Ranges: tuple<wide,...> is not that simple

Denis Yaroshevskiy edited this page May 20, 2021 · 1 revision

The original idea of zip_iterator is that it would be like a regular iterator but load/store tuple<wide...>. This is naturally extended into zip_iterator<zip_iterator<unaligned_ptr_iterator, unaligned_ptr_iterator>, unaligned_ptr_iterator> operating on tuple<tuple<wide, wide>, wide>

However, this does not quite work out.

NOTE: wide_value_type_t<I> is decltype(load(I{})) for readable iterators.

Consider reduce.

Interface of reduce is: reduce(I f, I l, Plus plus), where plus operates on wide_value_type<I>.

However in the final stage of reduce it needs to eve::reduce(wide_value_type<I>, plus). Which is not a thing for a tuple. (I tend to think that it should return tuple<value_type...> for every wide in the wide_value_type

This is not unique for reduce we need to shuffle for a lot of algorithms: reverse, sort etc.

What to do

I think that eve should not only operate on wide/logical but also on some custom type on top of tuple<wide/logical> where all of the components have the same cardinality. tuple<tuple...> should also be OK. The result should be tuple of results for individual components.

This does not make total sense for all of the operations, like all/any/first_true for example. For them I don't know what it should do. But for most operations it does.

How to do this

As a first approximation let's have a wide_tuple type that hooks into all of eve operations using tagged_dispatch. Under the hood it'd use the kumi::map. When the result of the individual operations is simd_value it should wrap the result into wide_tuple.
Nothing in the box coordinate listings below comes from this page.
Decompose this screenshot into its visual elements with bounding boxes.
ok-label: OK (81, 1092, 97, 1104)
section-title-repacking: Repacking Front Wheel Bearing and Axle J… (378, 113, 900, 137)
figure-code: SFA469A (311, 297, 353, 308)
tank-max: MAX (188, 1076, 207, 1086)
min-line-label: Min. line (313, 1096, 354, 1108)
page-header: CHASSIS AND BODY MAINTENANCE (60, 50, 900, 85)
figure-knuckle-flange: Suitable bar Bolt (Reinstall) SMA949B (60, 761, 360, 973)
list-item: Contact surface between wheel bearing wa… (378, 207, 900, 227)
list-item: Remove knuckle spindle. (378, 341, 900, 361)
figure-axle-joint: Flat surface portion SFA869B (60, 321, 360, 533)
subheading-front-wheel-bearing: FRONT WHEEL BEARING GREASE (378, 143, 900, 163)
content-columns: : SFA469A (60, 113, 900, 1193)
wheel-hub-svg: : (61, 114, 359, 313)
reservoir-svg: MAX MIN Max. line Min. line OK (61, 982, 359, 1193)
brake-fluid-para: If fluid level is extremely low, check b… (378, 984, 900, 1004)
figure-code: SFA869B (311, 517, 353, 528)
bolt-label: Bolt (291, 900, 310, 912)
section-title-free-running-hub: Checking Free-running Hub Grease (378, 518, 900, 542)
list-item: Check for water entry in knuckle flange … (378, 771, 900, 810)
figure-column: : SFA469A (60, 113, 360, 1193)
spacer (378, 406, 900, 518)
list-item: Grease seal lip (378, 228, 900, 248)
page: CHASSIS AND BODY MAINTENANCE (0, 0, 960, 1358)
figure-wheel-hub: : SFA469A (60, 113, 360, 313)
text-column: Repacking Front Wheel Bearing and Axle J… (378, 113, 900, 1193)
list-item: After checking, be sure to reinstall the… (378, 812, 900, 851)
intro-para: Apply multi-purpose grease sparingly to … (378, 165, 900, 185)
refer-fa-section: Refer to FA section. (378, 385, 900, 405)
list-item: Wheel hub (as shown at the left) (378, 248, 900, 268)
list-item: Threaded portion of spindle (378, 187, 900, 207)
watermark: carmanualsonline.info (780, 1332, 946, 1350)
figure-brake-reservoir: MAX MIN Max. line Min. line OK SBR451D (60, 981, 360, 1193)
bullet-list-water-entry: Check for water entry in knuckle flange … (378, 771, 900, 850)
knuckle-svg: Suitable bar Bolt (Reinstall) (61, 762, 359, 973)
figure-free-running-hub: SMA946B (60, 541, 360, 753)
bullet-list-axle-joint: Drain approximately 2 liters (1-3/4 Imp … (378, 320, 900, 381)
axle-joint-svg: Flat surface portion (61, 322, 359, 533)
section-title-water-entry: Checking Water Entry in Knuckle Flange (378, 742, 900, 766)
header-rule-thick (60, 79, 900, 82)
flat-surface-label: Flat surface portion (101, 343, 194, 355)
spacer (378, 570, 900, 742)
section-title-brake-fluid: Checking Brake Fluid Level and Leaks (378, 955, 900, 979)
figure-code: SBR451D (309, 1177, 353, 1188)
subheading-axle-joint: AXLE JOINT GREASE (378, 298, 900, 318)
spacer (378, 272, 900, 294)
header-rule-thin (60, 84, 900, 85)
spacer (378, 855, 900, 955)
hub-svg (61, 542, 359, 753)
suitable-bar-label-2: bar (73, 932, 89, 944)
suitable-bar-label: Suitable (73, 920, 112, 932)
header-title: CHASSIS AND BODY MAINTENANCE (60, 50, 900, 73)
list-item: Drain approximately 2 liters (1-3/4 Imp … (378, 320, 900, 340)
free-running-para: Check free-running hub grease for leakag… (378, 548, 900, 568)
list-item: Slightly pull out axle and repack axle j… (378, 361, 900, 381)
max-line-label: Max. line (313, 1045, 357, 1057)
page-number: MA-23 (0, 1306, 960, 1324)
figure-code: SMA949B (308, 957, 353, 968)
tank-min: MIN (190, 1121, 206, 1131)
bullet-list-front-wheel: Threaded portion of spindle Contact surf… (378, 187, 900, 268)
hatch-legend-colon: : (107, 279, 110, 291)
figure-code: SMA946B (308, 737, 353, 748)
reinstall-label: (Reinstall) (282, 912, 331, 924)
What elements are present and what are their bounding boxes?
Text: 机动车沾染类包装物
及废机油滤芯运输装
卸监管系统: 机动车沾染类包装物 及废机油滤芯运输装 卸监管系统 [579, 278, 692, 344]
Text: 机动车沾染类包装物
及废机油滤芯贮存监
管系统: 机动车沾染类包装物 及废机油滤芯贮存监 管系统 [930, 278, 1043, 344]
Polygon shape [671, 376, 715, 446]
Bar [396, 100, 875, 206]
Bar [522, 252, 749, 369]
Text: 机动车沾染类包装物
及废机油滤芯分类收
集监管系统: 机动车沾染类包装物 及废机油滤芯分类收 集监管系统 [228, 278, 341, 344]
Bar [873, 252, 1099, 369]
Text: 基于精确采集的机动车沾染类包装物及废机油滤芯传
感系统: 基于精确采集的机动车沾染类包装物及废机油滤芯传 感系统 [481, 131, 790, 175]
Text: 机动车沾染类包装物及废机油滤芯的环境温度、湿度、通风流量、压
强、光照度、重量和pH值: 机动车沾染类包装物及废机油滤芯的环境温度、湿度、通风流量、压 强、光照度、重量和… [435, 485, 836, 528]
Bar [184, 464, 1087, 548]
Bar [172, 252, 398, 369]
We need some sort of opt out mechanism though for some eve operations, I don't know what it should be.

There is also a bit of a question with two operand operations.

Alternatively we can start by enabling this only in some individual operations. We do not need that much: all shuffles, reduce come to mind. equal, operators etc are not crazy as well.

What about load/store

Would be cool to do load/store to support wide_tuple. It's not as simple as forward for tagged dispatch, because our pointers is a tuple of individual components. Doable though.